The twisted gut leads to the blood supply to the intestine been occluded which rapidly leads to toxic shock and death within hours.

The twist is usually in a clockwise direction.


Clinical signs:

Due to the acute nature of the condition and rapid deterioration the goats are usually just found dead. If the twisted gut occurs when handling the goats such as at shearing the goat:

  • will immediately start showing signs of severe abdominal pain
  • bleat and groan in pain
  • try stretching out, shake or may kick at the abdomen
  • Collapse, may bloat, and die.

Post Mortem:

The dead goat may bloat quickly after death. When opening the abdomen the dark red gassy intestine will usually push out. The faecal content of the intestine is bloody.



Due to the rapid deterioration of the goat after the twist has occurred the goats are usually found dead. For example a goat may be found dead in the kraal after shearing. There is often very little that can be done and it is often best not to let these goats suffer. There are farmers who have ‘rolled’ the goats in order to untwist the gut and have ‘resolved’ the problem. The chances however are slim and rolling the goat the wrong way may only tighten the twist.

Of the Post Mortems I have conducted on ‘twisted guts’ I have found them to be rotated ‘clockwise’- That is if you standing behind the goat and looking towards the head the rotation of the gut is in a clockwise direction. 

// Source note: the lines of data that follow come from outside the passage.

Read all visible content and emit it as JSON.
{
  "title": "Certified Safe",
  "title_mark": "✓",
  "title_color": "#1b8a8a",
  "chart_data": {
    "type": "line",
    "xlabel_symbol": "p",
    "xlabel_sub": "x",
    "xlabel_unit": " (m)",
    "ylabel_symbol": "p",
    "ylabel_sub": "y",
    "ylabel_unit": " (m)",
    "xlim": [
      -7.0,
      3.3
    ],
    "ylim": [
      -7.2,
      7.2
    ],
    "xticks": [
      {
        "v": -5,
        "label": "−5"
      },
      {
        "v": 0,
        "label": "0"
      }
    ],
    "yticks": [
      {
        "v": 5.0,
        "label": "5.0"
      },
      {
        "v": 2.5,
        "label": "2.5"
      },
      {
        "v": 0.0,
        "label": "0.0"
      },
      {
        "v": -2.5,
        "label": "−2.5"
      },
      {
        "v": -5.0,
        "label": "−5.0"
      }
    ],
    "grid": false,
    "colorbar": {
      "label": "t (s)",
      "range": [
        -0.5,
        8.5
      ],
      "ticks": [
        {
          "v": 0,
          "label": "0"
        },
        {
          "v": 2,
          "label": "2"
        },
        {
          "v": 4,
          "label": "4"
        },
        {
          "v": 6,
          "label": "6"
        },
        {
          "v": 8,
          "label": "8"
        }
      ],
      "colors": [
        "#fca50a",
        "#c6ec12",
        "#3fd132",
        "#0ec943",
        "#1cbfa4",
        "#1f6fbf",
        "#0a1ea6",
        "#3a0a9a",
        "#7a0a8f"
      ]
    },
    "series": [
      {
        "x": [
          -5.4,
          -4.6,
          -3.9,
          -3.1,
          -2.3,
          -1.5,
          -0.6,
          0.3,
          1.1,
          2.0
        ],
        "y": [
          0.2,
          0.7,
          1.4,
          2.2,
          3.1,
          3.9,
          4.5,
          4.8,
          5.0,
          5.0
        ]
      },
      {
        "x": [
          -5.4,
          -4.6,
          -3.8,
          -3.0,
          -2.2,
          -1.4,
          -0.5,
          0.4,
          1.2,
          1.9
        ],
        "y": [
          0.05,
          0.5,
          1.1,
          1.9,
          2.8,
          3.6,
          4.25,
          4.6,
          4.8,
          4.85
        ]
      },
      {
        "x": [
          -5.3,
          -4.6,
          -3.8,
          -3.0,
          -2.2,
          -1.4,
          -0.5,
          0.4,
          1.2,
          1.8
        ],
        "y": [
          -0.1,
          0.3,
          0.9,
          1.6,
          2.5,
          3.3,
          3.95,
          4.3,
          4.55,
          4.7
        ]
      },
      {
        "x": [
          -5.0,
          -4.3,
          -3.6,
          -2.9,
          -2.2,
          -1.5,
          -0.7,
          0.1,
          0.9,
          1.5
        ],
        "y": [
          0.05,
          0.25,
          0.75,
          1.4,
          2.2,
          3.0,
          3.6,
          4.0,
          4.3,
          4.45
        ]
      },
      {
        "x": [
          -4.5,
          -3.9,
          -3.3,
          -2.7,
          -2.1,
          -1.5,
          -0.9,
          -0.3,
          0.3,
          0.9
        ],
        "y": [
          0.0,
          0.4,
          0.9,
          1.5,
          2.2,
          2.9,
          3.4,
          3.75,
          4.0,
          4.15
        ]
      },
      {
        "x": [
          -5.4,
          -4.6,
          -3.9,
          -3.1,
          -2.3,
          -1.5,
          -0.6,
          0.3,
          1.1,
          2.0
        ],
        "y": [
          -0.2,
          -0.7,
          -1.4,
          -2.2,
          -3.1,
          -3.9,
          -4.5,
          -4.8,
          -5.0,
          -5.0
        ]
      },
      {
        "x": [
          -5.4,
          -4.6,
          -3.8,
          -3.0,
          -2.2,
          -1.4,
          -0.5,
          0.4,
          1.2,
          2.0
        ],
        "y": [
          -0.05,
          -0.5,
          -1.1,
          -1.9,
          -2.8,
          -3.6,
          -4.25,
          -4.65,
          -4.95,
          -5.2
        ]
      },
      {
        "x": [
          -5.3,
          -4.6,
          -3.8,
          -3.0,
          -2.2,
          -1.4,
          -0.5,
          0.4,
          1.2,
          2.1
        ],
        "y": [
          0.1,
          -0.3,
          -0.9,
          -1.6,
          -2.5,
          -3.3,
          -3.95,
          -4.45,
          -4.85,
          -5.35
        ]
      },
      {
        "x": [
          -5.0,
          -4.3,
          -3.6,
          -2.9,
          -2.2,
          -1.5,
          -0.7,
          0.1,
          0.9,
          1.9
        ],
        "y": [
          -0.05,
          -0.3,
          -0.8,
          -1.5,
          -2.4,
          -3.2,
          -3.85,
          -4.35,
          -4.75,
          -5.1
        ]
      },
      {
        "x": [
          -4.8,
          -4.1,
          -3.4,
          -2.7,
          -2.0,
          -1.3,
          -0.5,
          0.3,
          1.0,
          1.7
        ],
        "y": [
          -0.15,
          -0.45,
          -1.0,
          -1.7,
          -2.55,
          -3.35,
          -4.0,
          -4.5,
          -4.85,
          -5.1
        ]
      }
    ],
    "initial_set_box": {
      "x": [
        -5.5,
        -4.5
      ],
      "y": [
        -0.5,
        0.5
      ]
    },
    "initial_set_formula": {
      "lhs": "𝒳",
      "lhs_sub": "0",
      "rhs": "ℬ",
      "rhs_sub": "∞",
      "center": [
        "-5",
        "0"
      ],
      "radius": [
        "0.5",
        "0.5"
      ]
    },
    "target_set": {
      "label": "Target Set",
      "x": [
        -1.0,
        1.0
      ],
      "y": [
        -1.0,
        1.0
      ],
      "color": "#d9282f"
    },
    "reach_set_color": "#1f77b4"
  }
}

So in theory place the goat in a sitting position or on its side. The goat is rapidly rolled to its left (clockwise) in order to attempt to unwind the twist.


  • Avoid excessive and rough handling after the goats have been grazing on lush pastures.
  • In theory when turning a goat one should lift it so that its left legs are lifted first. In effect the intestinal content would rotate in an anti-clockwise rather than clockwise direction relative to the body wall.
  • Goats eating dry lucerne hay seldom get twisted gut. If goats coming off lands need to be shorn or dipped consider kraaling them beforehand and feeding dry lucern hay the day before.
  • In New Zealand where the condition is seen in sheep alternating lush pasture with grass has been found to reduce the incidence of twisted guts.
  • Feeding dry lucerne hay around edges of fresh lush Lucerne lands.
  • Don’t let hungry goats go onto lush lucerne lands.